|
REPUBLIKA,
22 Juli 2013
Harga
daging sapi meningkat meskipun hasil survei yang dilakukan BPS menunjukkan
terjadi peningkatan jumlah populasi sapi potong daripada periode 2000-2011.
Jumlah ternak sapi potong pada tahun 2011 diperkirakan sebesar 14,8 juta ekor.
Keyakinan
untuk mencapai swasembada daging semula sedemikian besar sehingga pemerintah
mengurangi jumlah impor daging sapi. Akan tetapi, kenaikan harga daging sapi
yang dianggap tidak wajar itu tetap terjadi bukan hanya sebelum kenaikan harga
BBM, bulan puasa, dan seminggu setelah awal puasa. Ketidakstabilan harga daging
sapi tersebut telah menimbulkan keraguan terhadap optimisme tentang data
kecukupan pasokan daging sapi.
Terungkapnya
kasus suap kuota impor daging sapi pun dan operasi pasar dag- ing sapi oleh
BUMN PT RNI ternyata tidak langsung mampu menurunkan harga daging sapi eceran.

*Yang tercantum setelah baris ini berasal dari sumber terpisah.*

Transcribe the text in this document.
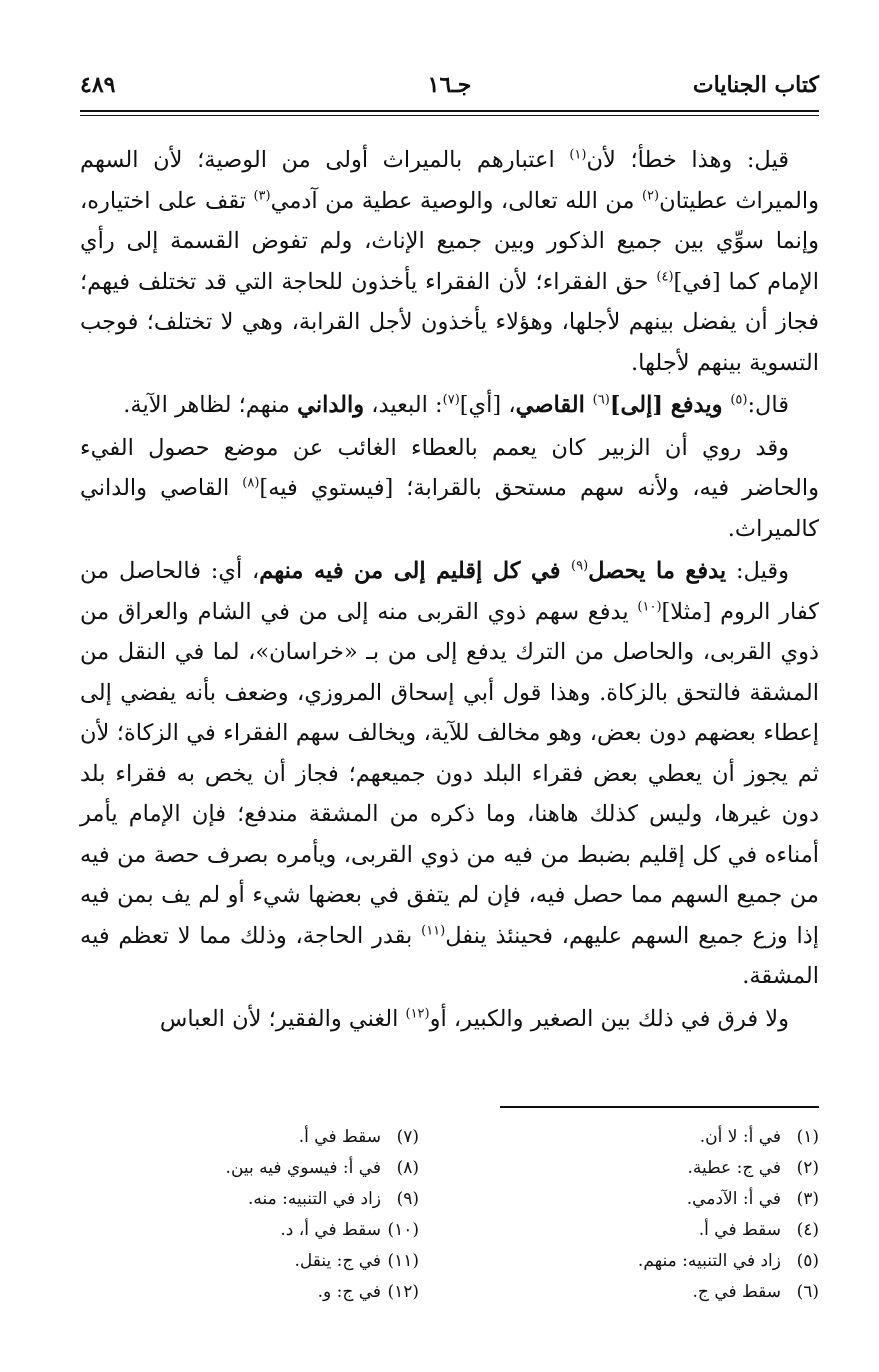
٤٨٩	جـ١٦	كتاب الجنايات

قيل: وهذا خطأ؛ لأن$^{(١)}$ اعتبارهم بالميراث أولى من الوصية؛ لأن السهم والميراث عطيتان$^{(٢)}$ من الله تعالى، والوصية عطية من آدمي$^{(٣)}$ تقف على اختياره، وإنما سوِّي بين جميع الذكور وبين جميع الإناث، ولم تفوض القسمة إلى رأي الإمام كما [في]$^{(٤)}$ حق الفقراء؛ لأن الفقراء يأخذون للحاجة التي قد تختلف فيهم؛ فجاز أن يفضل بينهم لأجلها، وهؤلاء يأخذون لأجل القرابة، وهي لا تختلف؛ فوجب التسوية بينهم لأجلها.

قال:$^{(٥)}$ ويدفع [إلى]$^{(٦)}$ القاصي، [أي]$^{(٧)}$: البعيد، والداني منهم؛ لظاهر الآية.

وقد روي أن الزبير كان يعمم بالعطاء الغائب عن موضع حصول الفيء والحاضر فيه، ولأنه سهم مستحق بالقرابة؛ [فيستوي فيه]$^{(٨)}$ القاصي والداني كالميراث.

وقيل: يدفع ما يحصل$^{(٩)}$ في كل إقليم إلى من فيه منهم، أي: فالحاصل من كفار الروم [مثلا]$^{(١٠)}$ يدفع سهم ذوي القربى منه إلى من في الشام والعراق من ذوي القربى، والحاصل من الترك يدفع إلى من بـ «خراسان»، لما في النقل من المشقة فالتحق بالزكاة. وهذا قول أبي إسحاق المروزي، وضعف بأنه يفضي إلى إعطاء بعضهم دون بعض، وهو مخالف للآية، ويخالف سهم الفقراء في الزكاة؛ لأن ثم يجوز أن يعطي بعض فقراء البلد دون جميعهم؛ فجاز أن يخص به فقراء بلد دون غيرها، وليس كذلك هاهنا، وما ذكره من المشقة مندفع؛ فإن الإمام يأمر أمناءه في كل إقليم بضبط من فيه من ذوي القربى، ويأمره بصرف حصة من فيه من جميع السهم مما حصل فيه، فإن لم يتفق في بعضها شيء أو لم يف بمن فيه إذا وزع جميع السهم عليهم، فحينئذ ينفل$^{(١١)}$ بقدر الحاجة، وذلك مما لا تعظم فيه المشقة.

ولا فرق في ذلك بين الصغير والكبير، أو$^{(١٢)}$ الغني والفقير؛ لأن العباس

(١)في أ: لا أن.
(٢)في ج: عطية.
(٣)في أ: الآدمي.
(٤)سقط في أ.
(٥)زاد في التنبيه: منهم.
(٦)سقط في ج.
(٧)سقط في أ.
(٨)في أ: فيسوي فيه بين.
(٩)زاد في التنبيه: منه.
(١٠)سقط في أ، د.
(١١)في ج: ينقل.
(١٢)في ج: و.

Sementara itu, pedagang daging sapi bertindak kurang bekerja sama untuk
menyalurkan daging sapi impor. Bersamaan dengan itu pula, dari sisi pengeluaran
konsumsi untuk daging dijumpai data yang mengejutkan. Harga daging sapi menjadi
lebih mahal, diikuti oleh penurunan pangsa pengeluaran konsumsi daging per
kapita per bulan secara bertahap dari 2,85% pada tahun 2004 menjadi 2,26% bulan
September tahun 2012. Dari 14,8 juta ekor sapi potong tersebut, sapi yang
dipotong pada tahun yang sama berjumlah sebesar 1,5 juta ekor. Keberadaan
jumlah sapi yang dipotong sebanyak 10 persen itu semula juga dijadikan penjelas
tentang mengapa harga daging sapi masih tinggi.
Berdasarkan
pengamatan pandangan mata secara langsung di Provinsi Gorontalo minggu ini,
memang secara mudah dijumpai banyak sapi yang sedang makan rumput di tepi
jalan, yang dapat memperjelas makna rasio sapi potong yang dipotong sebanyak 10
persen itu. Rasio 10 persen itu juga menepis anggapan jumlah sapi lokal yang
dianggap banyak, sehingga sebagian orang menolak rencana impor daging sapi
untuk menormalkan harga daging sapi.
Penjelas
lainnya adalah sapi bakalan akan lebih layak apabila sapi potong tersebut
dipotong untuk memperingati Idul Adha dibandingkan pada periode sebelumnya.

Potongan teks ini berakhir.